Stay Hungry peut être vu comme une œuvre se trouvant à cheval entre le Nouvel Hollywood et le cinéma américain du début des années 1980. Comme dans Cinq Pièces faciles, Bob Rafelson raconte le récit d’un homme tiraillé entre deux milieux sociaux. Le premier, le cercle aristocratique dans lequel il est programmé et duquel on attend de lui qu’il continue l’héritage familial. En second, le milieu de la working class, où se mêlent les culturistes et la culture white trash. Le personnage, du nom de Craig, joué par Jeff Bridges, veut s’extraire du premier milieu, car il s’y sent aliéné et ennuyé ; il cherche constamment sa place. Mais contrairement au protagoniste de Jack Nicholson, condamné à l’errance et à être coincé dans un existentialisme en suspens, Craig trouve finalement son identité et règle ainsi son problème existentiel.
C’est pourquoi la conclusion de Stay Hungry est plus positive et s’éloigne des objets plus pessimistes du Nouvel Hollywood, dont Rafelson fut l’un des étendards. Ce dernier avait saisi que le cinéma américain changeait de cap, prévoyant le début de la fin pour le Nouvel Hollywood. Cela passe notamment par le protagoniste interprété par Arnold Schwarzenegger (Joe), représentant par excellence du culte du corps et des héros aux proportions musculaires hors norme, qui vont exploser dans la décennie à venir. La scène ubuesque des culturistes quasiment déshabillés courant dans la rue est la métaphore de ce cinéma testostéroné qui va prendre d’assaut et envahir l’Amérique. Le Nouvel Hollywood ne savait pas quoi faire de ces corps massifs, car le corps des héros, à ce moment-là, était plus ordinaire et trivial, tandis que dans les années 1980, les physiques disproportionnés deviendront la norme. Dans le film, les culturistes sont vus comme des freaks décérébrés, à l’image de Joe jouant du violon face à un public mondain méprisant, alors qu’il prouve à plusieurs reprises au cours du récit qu’il est un homme fin, sensible et cultivé. À partir de là, l’auteur capte l’impossible communication entre ces deux mondes, malgré la naïveté idéaliste de Craig, qui pense pouvoir unir ces classes sociales antinomiques en jonglant d’une communauté à l’autre.
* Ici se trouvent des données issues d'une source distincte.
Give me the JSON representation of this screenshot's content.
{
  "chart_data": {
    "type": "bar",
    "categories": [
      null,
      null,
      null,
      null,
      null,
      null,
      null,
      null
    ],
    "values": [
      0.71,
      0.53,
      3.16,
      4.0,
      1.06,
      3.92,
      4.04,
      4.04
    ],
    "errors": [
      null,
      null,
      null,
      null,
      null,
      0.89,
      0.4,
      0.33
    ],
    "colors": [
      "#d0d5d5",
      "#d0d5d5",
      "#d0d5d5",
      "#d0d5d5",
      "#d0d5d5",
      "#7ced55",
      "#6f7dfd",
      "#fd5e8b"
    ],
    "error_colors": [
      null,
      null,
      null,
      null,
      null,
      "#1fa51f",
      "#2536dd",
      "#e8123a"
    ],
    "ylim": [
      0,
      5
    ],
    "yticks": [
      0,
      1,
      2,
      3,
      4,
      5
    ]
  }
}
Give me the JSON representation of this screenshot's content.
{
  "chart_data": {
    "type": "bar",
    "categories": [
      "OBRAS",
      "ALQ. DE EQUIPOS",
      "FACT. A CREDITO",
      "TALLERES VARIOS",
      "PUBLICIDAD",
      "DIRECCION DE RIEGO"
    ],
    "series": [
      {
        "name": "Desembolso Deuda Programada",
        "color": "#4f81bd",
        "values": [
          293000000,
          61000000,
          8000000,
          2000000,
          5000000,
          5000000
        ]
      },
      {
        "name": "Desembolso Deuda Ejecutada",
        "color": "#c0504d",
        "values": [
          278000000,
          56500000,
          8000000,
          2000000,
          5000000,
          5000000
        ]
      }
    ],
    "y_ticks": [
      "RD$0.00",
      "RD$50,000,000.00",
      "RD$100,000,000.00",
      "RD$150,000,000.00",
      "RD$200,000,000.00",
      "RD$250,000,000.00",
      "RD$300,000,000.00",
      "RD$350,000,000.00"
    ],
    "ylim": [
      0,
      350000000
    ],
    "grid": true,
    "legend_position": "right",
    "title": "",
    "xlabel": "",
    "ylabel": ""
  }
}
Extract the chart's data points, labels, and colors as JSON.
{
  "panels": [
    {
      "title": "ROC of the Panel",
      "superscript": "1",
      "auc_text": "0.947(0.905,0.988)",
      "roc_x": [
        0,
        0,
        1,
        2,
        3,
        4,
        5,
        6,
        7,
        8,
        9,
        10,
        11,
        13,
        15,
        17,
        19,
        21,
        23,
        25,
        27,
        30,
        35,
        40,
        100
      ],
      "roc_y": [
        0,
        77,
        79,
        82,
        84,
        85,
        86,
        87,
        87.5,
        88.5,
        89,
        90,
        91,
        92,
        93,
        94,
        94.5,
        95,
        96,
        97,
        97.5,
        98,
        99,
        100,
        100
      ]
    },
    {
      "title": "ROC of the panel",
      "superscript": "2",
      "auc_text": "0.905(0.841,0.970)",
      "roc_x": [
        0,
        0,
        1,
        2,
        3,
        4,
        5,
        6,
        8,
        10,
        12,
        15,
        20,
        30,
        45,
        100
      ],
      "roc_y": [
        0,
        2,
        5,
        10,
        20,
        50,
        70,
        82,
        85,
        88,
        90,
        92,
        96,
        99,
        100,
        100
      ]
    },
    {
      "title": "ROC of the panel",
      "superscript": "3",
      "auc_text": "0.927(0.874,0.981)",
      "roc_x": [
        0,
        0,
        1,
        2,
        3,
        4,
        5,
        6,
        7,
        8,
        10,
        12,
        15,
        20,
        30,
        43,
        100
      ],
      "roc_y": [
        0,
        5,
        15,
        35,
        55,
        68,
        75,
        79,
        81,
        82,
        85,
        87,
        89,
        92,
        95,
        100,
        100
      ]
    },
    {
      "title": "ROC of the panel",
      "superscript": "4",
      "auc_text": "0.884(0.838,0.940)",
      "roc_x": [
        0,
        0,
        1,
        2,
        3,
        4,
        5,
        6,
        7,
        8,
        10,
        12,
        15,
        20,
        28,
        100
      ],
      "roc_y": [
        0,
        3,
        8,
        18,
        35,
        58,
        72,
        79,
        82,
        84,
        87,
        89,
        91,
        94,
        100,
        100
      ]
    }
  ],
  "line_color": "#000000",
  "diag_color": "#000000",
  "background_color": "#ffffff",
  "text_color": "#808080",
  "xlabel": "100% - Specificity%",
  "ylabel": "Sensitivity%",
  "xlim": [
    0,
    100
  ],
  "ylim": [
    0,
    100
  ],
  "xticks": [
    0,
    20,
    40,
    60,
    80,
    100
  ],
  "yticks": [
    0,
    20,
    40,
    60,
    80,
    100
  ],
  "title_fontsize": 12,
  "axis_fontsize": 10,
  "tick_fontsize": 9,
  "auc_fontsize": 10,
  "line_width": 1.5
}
Finalement, il trouve son chemin et ne reste pas cantonné aux attentes de son carcan initial. Il a su rester « Stay Hungry », c’est-à-dire rester sur sa faim. Comme le dit Joe, il vaut mieux rester sur sa faim et ne pas profiter trop vite des bonnes choses, sinon l’humain les consomme sans plaisir et en devient insatisfait, bête et avide, à l’instar des aristocrates pédants, des riches hommes d’affaires aux comportements mafieux ou encore du coach libidineux de Schwarzenegger, que le cinéaste tourne en dérision. C’est donc une œuvre sensible qui garde l’héritage du Nouvel Hollywood, avec ce type de récit conduit autour de personnages flâneurs, capables d’imprévisibilité dans un registre tour à tour solennel, loufoque, mélancolique, drôle, prosaïque et léger. Puis une œuvre s’imprégnant de son temps, parce qu’elle dirige son regard vers l’avenir et prend en charge les héros de demain et l’humeur d’un cinéma moins négatif.